The exploits of 2011 have now captured the attentions of Hollywood with the comedy-drama based on the documentary completed, its release date delayed by the covid-induced downturn. It’s directed by renowned New Zealand director Taika Waititi with Michael Fassbender adopting a Dutch accent to play Rongen, the unknown fa’afafine actor Kaimana playing Saelua and a number of Palagi (non-Samoans) such as Rhys Darby also featuring.

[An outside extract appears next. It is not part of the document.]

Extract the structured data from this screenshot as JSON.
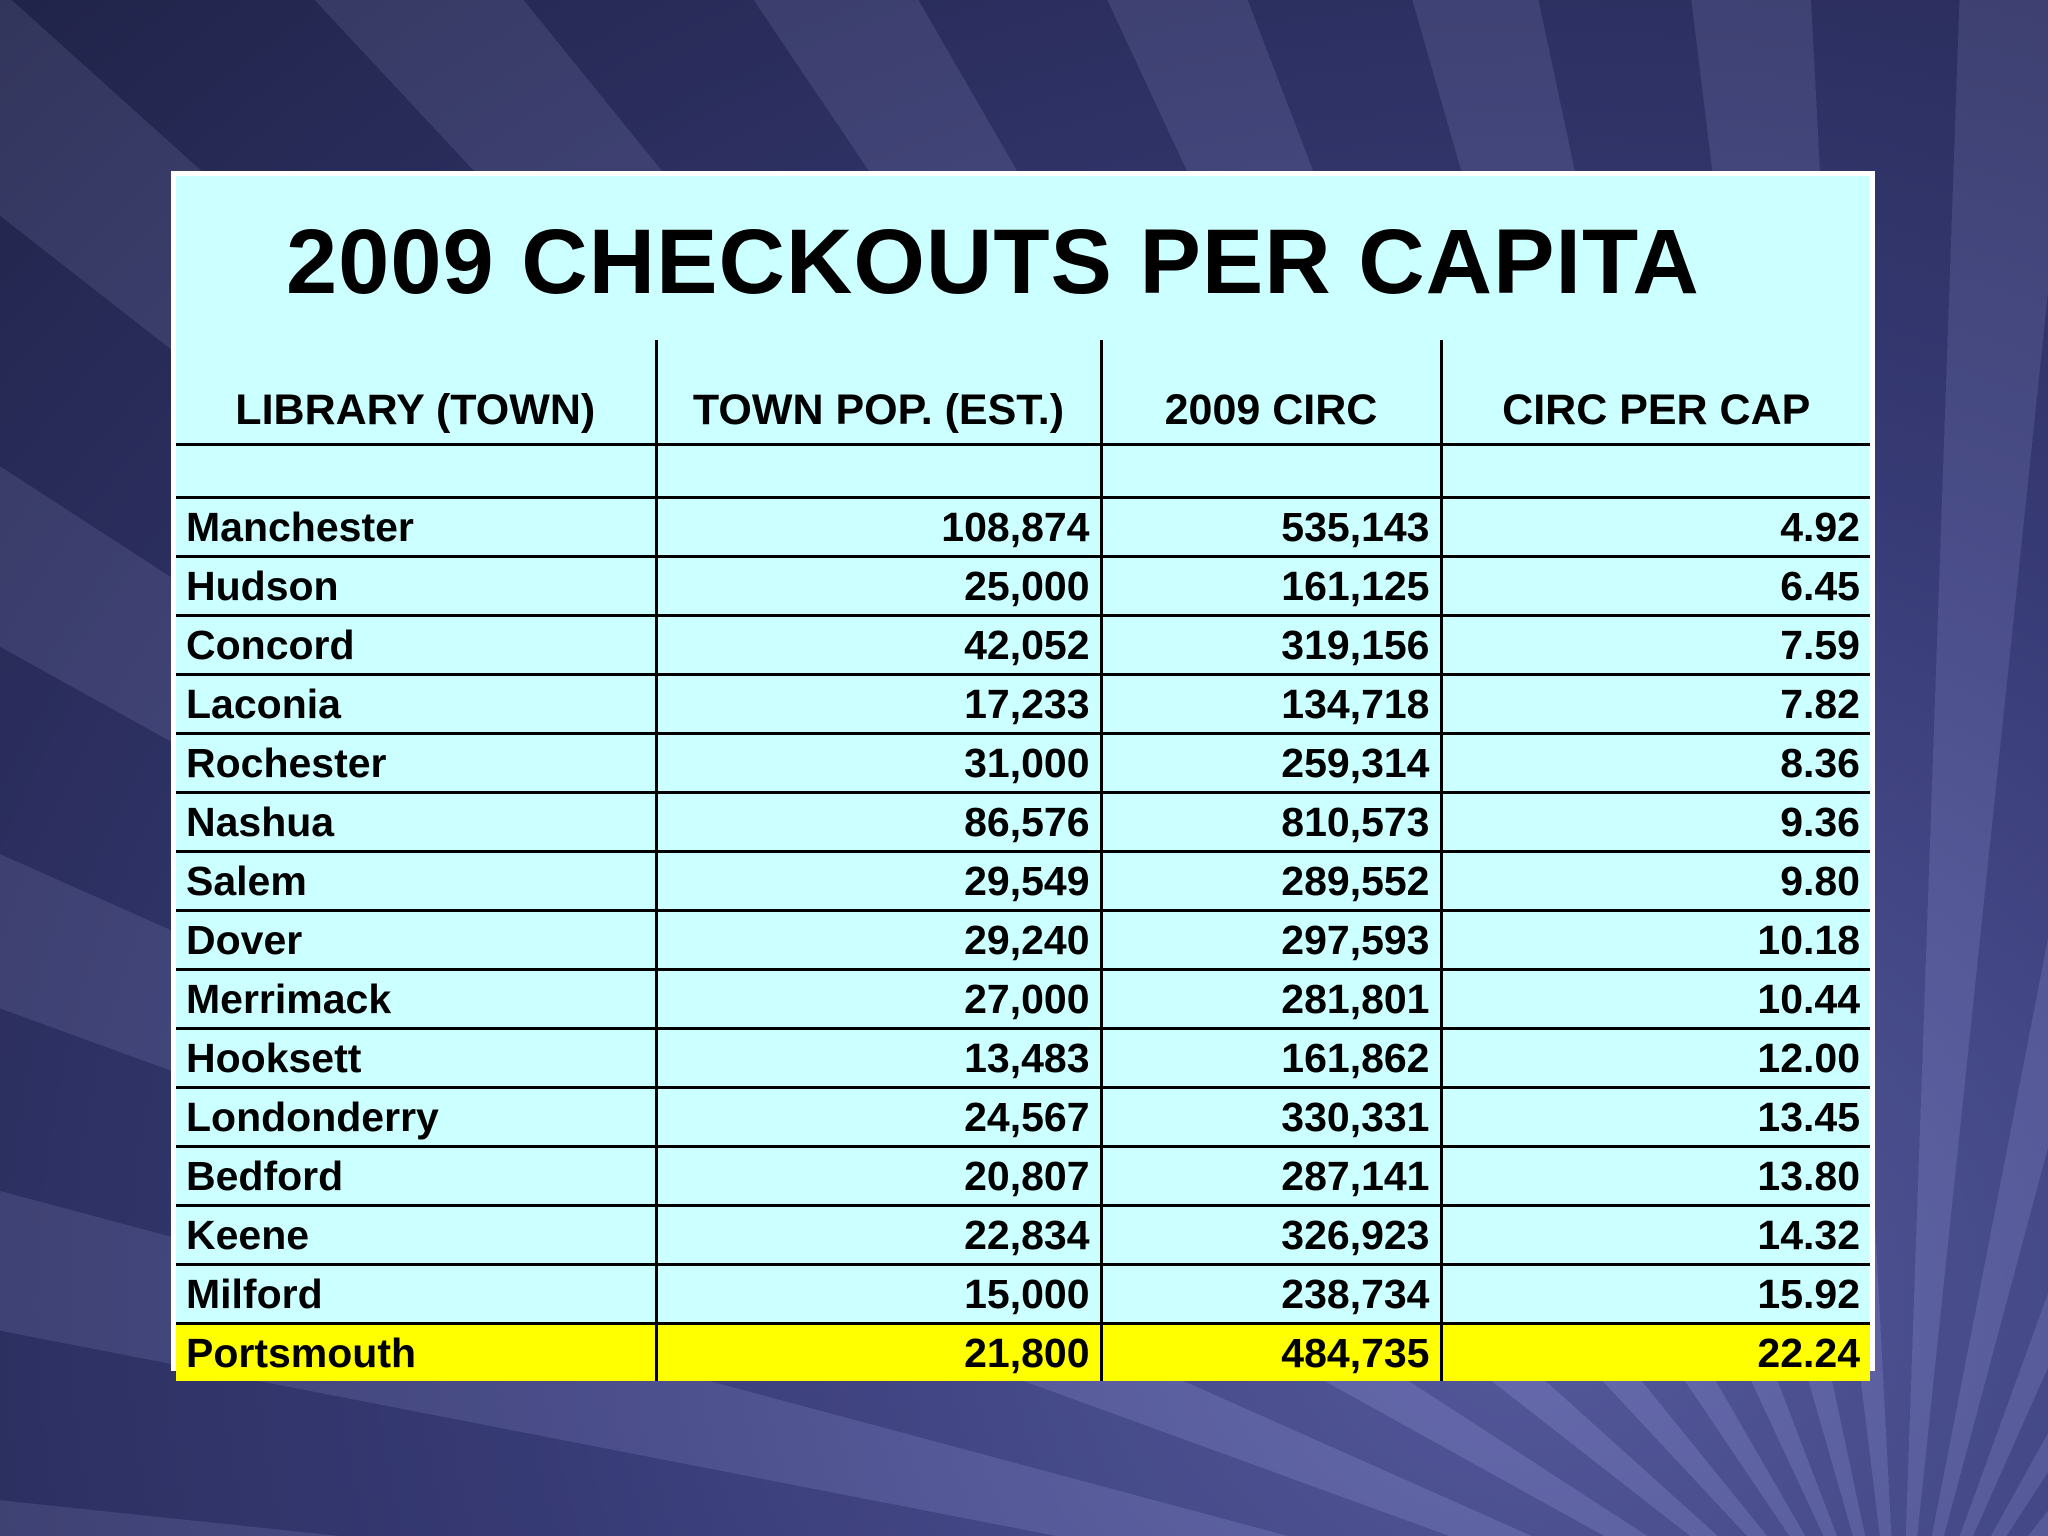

Saelua largely gave up the game due to lack of opportunities to play, allowing her to focus on her full transition. She was selected to be part of the jury on FIFA’s 2019 Diversity Award.
The men’s national team was due to play in the qualifying stage for the OFC Champions League earlier this year but pandemic restrictions mean the competition has now been delayed, possibly to January 2022, with a revised format that will likely mean American Samoa will face seeded teams early on.
Expectations are again limited but they are at least likely to give a good account of themselves.